I'm a fan of any boxing. If it's on television, and I know it, I'm watching it, women included (which I view as simply another class, similar to different weight classes).
Hilario Zapata, Jeff Chandler, Richie Sandoval, and a growing appreciation of Lupe Pintor as the years pass, yes.
Currently I only follow Inoue and Ioka, but man, you do have to respect all-time greats like Willie Will-o'-the-wisp Pep and Sandy Saddler. Art is art, no matter the size.
The flyweight division in the 20s and 30s was absolutely sick. You had a lot of small men around, and they had to take enormous risks to get anywhere!
Absolutely. Of recent times, the flyweight/junior bantam have been the best because they don’t get on Twitter and “fight” or over marinate. They just get it on and deliver. Historically, of course! My all-time favorite weight class is by FAR bantamweight. Look at the lineup from late 50s into 80s - Becerra, Jofre, Harada, Rose, Olivares, Castillo, Herrera, Medel, Martinez, Zárate, Zamora, Pintor, Chandler. All great to watch.
Your enemies are old fools like you then! In all adult seriousness, It really doesn't matter it's all up in the air depending how you want interpret it.
There is a bit of wiggle room on why events unfolded as they did, and who was responsible. I don't think that you could argue that Wills was treated fairly and justly though.
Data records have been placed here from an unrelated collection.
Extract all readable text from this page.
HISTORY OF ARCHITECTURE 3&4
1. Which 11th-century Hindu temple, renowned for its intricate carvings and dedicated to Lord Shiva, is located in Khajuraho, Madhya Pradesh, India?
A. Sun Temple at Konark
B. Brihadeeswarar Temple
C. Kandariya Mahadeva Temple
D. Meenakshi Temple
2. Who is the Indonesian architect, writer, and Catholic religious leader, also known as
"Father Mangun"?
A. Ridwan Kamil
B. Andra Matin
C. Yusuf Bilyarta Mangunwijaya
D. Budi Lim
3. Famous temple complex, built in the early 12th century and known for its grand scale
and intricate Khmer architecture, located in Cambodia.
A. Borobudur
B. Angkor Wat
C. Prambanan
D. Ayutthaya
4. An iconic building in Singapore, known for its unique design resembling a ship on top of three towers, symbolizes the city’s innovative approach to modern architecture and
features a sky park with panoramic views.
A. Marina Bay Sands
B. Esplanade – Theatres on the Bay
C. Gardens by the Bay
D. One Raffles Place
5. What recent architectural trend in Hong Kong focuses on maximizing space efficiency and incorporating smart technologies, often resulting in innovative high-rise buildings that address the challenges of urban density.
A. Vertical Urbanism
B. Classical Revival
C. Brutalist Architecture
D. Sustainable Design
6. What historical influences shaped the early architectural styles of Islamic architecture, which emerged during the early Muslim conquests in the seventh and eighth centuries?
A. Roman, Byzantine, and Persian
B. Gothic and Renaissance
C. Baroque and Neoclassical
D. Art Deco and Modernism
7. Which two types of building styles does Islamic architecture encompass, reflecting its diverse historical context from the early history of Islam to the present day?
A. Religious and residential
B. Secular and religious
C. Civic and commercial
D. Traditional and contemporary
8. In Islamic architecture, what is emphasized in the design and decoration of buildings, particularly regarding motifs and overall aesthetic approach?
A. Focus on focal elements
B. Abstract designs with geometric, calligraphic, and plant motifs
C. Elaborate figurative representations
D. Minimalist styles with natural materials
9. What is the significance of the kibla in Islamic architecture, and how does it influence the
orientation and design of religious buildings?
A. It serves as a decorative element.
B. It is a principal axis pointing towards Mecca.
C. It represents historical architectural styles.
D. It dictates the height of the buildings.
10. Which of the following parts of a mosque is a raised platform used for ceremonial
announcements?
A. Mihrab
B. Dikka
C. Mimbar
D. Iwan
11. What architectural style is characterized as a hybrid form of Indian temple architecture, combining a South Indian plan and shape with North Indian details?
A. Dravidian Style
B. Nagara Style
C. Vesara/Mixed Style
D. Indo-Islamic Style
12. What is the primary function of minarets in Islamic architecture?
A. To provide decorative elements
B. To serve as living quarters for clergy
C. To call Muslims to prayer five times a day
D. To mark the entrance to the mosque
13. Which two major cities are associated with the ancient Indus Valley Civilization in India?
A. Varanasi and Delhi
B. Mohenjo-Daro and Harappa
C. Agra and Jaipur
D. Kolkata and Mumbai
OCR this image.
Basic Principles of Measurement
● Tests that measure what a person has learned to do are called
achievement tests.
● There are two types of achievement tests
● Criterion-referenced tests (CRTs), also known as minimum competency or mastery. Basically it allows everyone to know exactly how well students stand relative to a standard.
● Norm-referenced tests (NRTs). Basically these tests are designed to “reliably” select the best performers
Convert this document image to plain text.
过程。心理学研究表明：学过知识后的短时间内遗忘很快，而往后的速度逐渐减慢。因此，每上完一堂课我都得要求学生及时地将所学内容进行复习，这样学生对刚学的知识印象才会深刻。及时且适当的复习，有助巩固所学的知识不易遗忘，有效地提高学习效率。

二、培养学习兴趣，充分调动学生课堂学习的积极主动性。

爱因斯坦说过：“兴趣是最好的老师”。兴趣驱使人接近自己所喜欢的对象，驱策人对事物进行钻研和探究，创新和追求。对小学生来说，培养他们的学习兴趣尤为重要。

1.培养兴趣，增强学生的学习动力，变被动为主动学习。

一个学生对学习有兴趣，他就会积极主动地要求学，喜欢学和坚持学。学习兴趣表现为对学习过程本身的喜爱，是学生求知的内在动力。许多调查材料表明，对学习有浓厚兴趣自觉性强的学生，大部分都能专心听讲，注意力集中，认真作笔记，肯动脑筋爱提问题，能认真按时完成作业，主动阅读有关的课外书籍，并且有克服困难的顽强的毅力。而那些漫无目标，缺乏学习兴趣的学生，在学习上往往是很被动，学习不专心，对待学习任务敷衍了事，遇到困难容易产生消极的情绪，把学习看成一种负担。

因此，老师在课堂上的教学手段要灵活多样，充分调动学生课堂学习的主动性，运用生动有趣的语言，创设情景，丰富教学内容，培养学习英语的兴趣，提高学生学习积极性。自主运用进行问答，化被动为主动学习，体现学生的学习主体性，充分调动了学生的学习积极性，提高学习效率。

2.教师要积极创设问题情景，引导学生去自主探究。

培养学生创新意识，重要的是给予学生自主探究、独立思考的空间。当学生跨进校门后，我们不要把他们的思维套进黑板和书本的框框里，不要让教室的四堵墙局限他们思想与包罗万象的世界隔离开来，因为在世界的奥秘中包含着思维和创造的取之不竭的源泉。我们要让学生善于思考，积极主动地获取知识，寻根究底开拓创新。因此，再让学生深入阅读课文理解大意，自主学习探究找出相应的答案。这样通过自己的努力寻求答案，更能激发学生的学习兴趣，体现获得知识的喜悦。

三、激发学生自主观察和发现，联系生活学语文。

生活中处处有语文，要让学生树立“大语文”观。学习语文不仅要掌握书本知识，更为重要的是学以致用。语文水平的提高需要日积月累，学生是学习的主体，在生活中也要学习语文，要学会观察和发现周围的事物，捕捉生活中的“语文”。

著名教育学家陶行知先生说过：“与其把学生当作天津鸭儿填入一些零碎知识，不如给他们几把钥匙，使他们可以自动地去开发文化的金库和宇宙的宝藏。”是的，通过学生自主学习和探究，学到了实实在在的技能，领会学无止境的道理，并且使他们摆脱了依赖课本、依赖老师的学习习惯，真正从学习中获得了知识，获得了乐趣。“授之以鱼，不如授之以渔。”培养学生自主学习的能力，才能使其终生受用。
Overall no, no he wasn't very few black fighters back then where. But he did have a chance all he had to do was impress- you know as well as I do how different the times where and how much they had to bank on public perception. Big part of why Dempsey was such a brutal sparring partner with reporters around was if he looked good and violent via the reports people would spend there money on his fights Wills made the fight impossible to sell with all that octopus stuff so they looked for easier more lucrative marks.